The above experimental results show that the proposed model for fake news detection on text and multimedia dataset is quite satisfactory. The accuracy over all the four datasets Kaggle’s dataset, fake news challenge dataset, self-compiled text dataset, and the multimedia dataset is a good improvement over the state-of-the-art models. Web scraping and removal of low credibility links using verified source model (VSM) are the two salient features that have helped in improving the accuracy of our results. Finally, CNN model applied on heading and body part of news text exploits the inbuilt linguistic patterns of fake news that helped in segregating it from real news.

6 Conclusion

Fake news has a powerful, pervasive, and persistent force which is in general circulation without confirmation or certainty of facts. Fake news spread quickly contributing to widespread chaos and sensation in the absence of first-hand information from traditional sources during an emergency crisis. In the present work, we have tried to solve the problem of news verification with the help of WSCH-CNN model, built on top of word2vec, that proved quite successful in detecting the fake news with a high accuracy of 85.06% on multimedia dataset, 94.16% for heading model and 85.32% for content model which supersedes the state-of-the-art. The experimental results suggest that there exists a linguistic pattern between fake news as fake news writers opt a particular style of writing to persuade readers to believe them as real. These linguistic patterns can be successfully analyzed to recognize fake news, as there are a limited number of fake content producers.

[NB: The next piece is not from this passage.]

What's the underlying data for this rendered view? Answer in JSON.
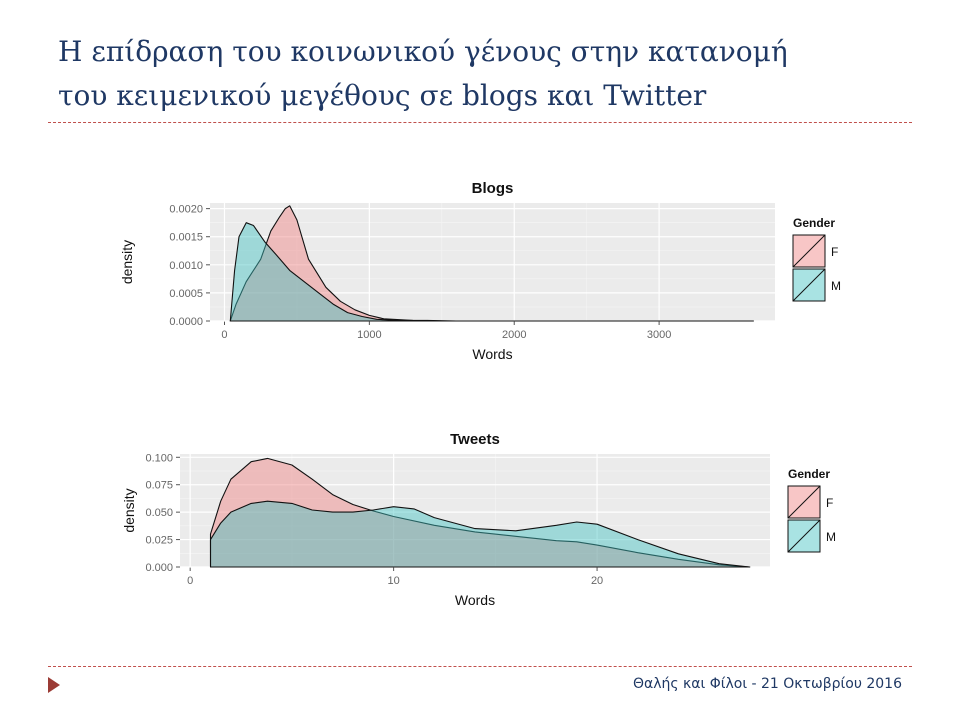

This work provides a novel framework of fake news detection using four major components processing unit, verified source model, CNN model and decision-making model. The efficacy of the proposed framework is being verified on four different datasets and state-of-the-art baseline comparisons. Further, the work can be extended for multimedia audio-visual data as social media is becoming increasingly vulnerable toward fake news spread in the form of videos. Unsupervised and semi-supervised fake news detection technologies are a potential future line of research as with every second of time social media is producing huge volumes of unannotated real-time data to be checked for credibility. Cross-platform spreading of misinformation can be another major field of interest for researchers.